The day can only get better. I drove to the closest town this morning and managed to go there and back without getting done what I went there for. Sigh. Just about 70 km round trip just to have to get in the van and do it all over again. There was one point on my first trip where I asked myself what I had gone there for in the first place and came up blank. Oh well. Home again safe and sound.
We saw only daugher in her performance on Saturday. She was brilliant. The only disturbing part was that her character did a lot of crying in the play and every time she cried I did too. At one point the injustice her character was facing was nearly overwhelming and I had to tell myself that standing up and protesting was not an option. Youngest son has an overdeveloped sense of justice and we already warned him when he sees his sister in her show this coming weekend that he shouldn't worry because it all works out in the end. This is the lad who yelled outloud at the theatre screen during the movie White Fang when he was younger. The lad who would take a shit kicking if it meant he had defended the under dog.

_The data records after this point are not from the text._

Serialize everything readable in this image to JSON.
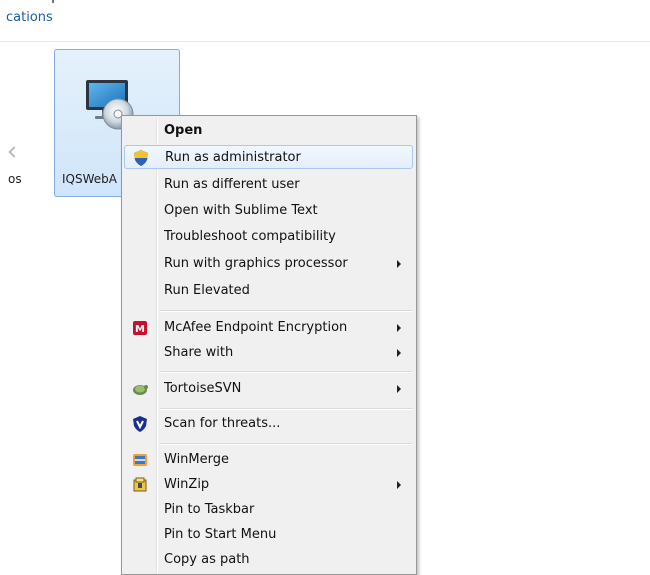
{
  "explorer": {
    "breadcrumb": "cations",
    "left_item_label": "os",
    "selected_file_name": "IQSWebA",
    "selection_color": "#cfe5fa",
    "file_icon": "monitor-disc-icon"
  },
  "context_menu": {
    "items": [
      {
        "label": "Open"
      },
      {
        "label": "Run as administrator",
        "icon": "uac-shield-icon"
      },
      {
        "label": "Run as different user"
      },
      {
        "label": "Open with Sublime Text"
      },
      {
        "label": "Troubleshoot compatibility"
      },
      {
        "label": "Run with graphics processor",
        "submenu": true
      },
      {
        "label": "Run Elevated"
      },
      {
        "label": "McAfee Endpoint Encryption",
        "icon": "mcafee-icon",
        "submenu": true
      },
      {
        "label": "Share with",
        "submenu": true
      },
      {
        "label": "TortoiseSVN",
        "icon": "tortoisesvn-icon",
        "submenu": true
      },
      {
        "label": "Scan for threats...",
        "icon": "mcafee-shield-icon"
      },
      {
        "label": "WinMerge",
        "icon": "winmerge-icon"
      },
      {
        "label": "WinZip",
        "icon": "winzip-icon",
        "submenu": true
      },
      {
        "label": "Pin to Taskbar"
      },
      {
        "label": "Pin to Start Menu"
      },
      {
        "label": "Copy as path"
      }
    ],
    "highlight_color": "#e4eefb"
  }
}
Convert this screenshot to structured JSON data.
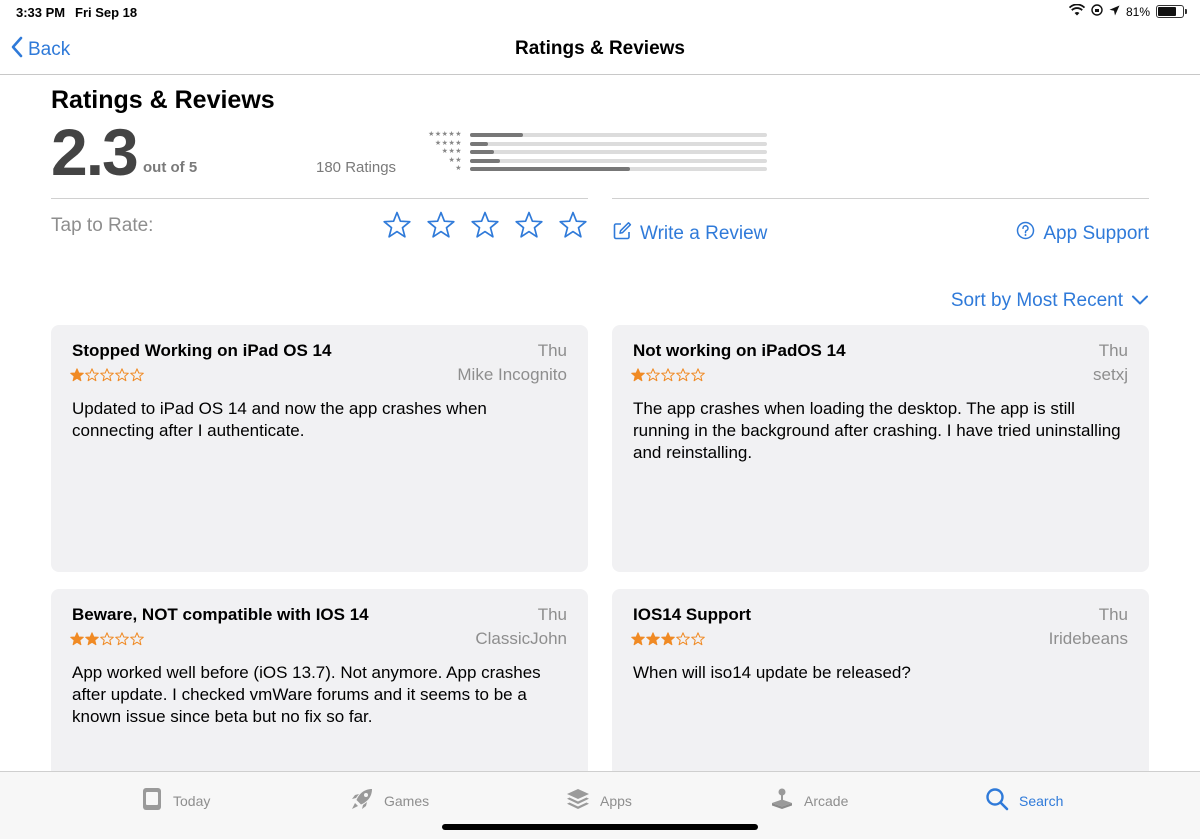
{
  "status": {
    "time": "3:33 PM",
    "date": "Fri Sep 18",
    "battery": "81%",
    "battery_level": 0.81
  },
  "nav": {
    "back_label": "Back",
    "title": "Ratings & Reviews"
  },
  "summary": {
    "title": "Ratings & Reviews",
    "rating": "2.3",
    "out_of": "out of 5",
    "count": "180 Ratings",
    "distribution": [
      {
        "stars": 5,
        "fraction": 0.18
      },
      {
        "stars": 4,
        "fraction": 0.06
      },
      {
        "stars": 3,
        "fraction": 0.08
      },
      {
        "stars": 2,
        "fraction": 0.1
      },
      {
        "stars": 1,
        "fraction": 0.54
      }
    ]
  },
  "rate": {
    "label": "Tap to Rate:"
  },
  "actions": {
    "write_review": "Write a Review",
    "app_support": "App Support"
  },
  "sort": {
    "label": "Sort by Most Recent"
  },
  "reviews": [
    {
      "title": "Stopped Working on iPad OS 14",
      "date": "Thu",
      "author": "Mike Incognito",
      "stars": 1,
      "body": "Updated to iPad OS 14 and now the app crashes when connecting after I authenticate."
    },
    {
      "title": "Not working on iPadOS 14",
      "date": "Thu",
      "author": "setxj",
      "stars": 1,
      "body": "The app crashes when loading the desktop. The app is still running in the background after crashing. I have tried uninstalling and reinstalling."
    },
    {
      "title": "Beware, NOT compatible with IOS 14",
      "date": "Thu",
      "author": "ClassicJohn",
      "stars": 2,
      "body": "App worked well before (iOS 13.7). Not anymore. App crashes after update. I checked vmWare forums and it seems to be a known issue since beta but no fix so far."
    },
    {
      "title": "IOS14 Support",
      "date": "Thu",
      "author": "Iridebeans",
      "stars": 3,
      "body": "When will iso14 update be released?"
    }
  ],
  "tabs": [
    {
      "label": "Today",
      "icon": "today-icon",
      "active": false
    },
    {
      "label": "Games",
      "icon": "rocket-icon",
      "active": false
    },
    {
      "label": "Apps",
      "icon": "layers-icon",
      "active": false
    },
    {
      "label": "Arcade",
      "icon": "joystick-icon",
      "active": false
    },
    {
      "label": "Search",
      "icon": "search-icon",
      "active": true
    }
  ],
  "colors": {
    "accent": "#2f7ad9",
    "star_orange": "#f08a24"
  }
}
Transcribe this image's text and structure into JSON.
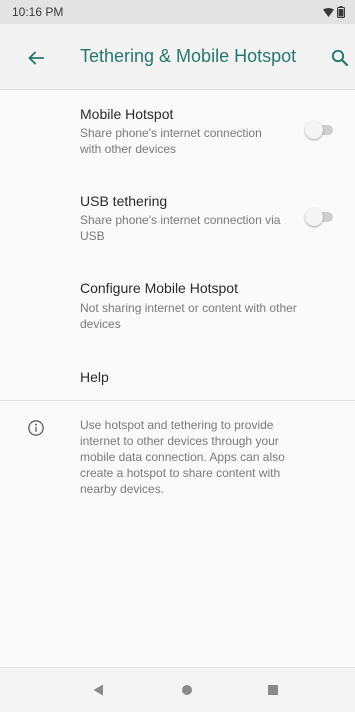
{
  "status_bar": {
    "time": "10:16 PM"
  },
  "app_bar": {
    "title": "Tethering & Mobile Hotspot"
  },
  "preferences": [
    {
      "title": "Mobile Hotspot",
      "summary": "Share phone's internet connection with other devices",
      "toggle_on": false
    },
    {
      "title": "USB tethering",
      "summary": "Share phone's internet connection via USB",
      "toggle_on": false
    },
    {
      "title": "Configure Mobile Hotspot",
      "summary": "Not sharing internet or content with other devices"
    },
    {
      "title": "Help"
    }
  ],
  "footer": {
    "text": "Use hotspot and tethering to provide internet to other devices through your mobile data connection. Apps can also create a hotspot to share content with nearby devices."
  },
  "colors": {
    "accent": "#26786d",
    "status_bar": "#e3e3e3",
    "background": "#fafafa"
  },
  "icons": {
    "back": "arrow-left-icon",
    "search": "search-icon",
    "info": "info-icon",
    "nav_back": "triangle-back-icon",
    "nav_home": "circle-home-icon",
    "nav_recents": "square-recents-icon",
    "wifi": "wifi-icon",
    "battery": "battery-icon"
  }
}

Normally when we leave the little town where only daughter lives we have to travel over half an hour before we can see the mountains on the horizon. Sunday morning they were visible within minutes of leaving her house. Not a cloud in the sky, only beautiful white crested mountains in view. It was just too tempting. I suggested we take the long way home and go through the mountains. We did. I am not a spontaneous person. So much so that the kids all thought it must have been their dad's idea that we go through Banff and Jasper National Parks to make our way home. Being outside of tourist season we had the highway nearly to ourselves the whole way. It was wonderful. There aren't words to describe mountains adequately. Even though the route made our homeward trip over 12 hours long instead of 8 we felt more rested because of the lack of traffic and the beautiful surroundings. Listening to this lovely duo play harp music only added to the trip.
It is good to be home. I did realize on this trip that I like the travelling more than I like arriving somewhere. If only it could be like that otherwise. In the spiritual I am tired of the journey. I want arrival. The reading at Mass this morning talked of our adversary prowling like a roaring lion looking for someone to devour. I am very weary of the battle. I feel like the lion has been roaring right in my face for a very long time. I am back to feeling like making myself list upon list to reign myself in. It is so very hard to stay in the moment, experiencing it, instead of ignoring it, sidestepping it, wanting it to go away. I do take comfort in the fact that the Scriptures said this morning to take heart that believers all over the world undergo the same suffering. After all if I am going to continue to journey instead of arrive, I do need reminding I am not alone on the trip.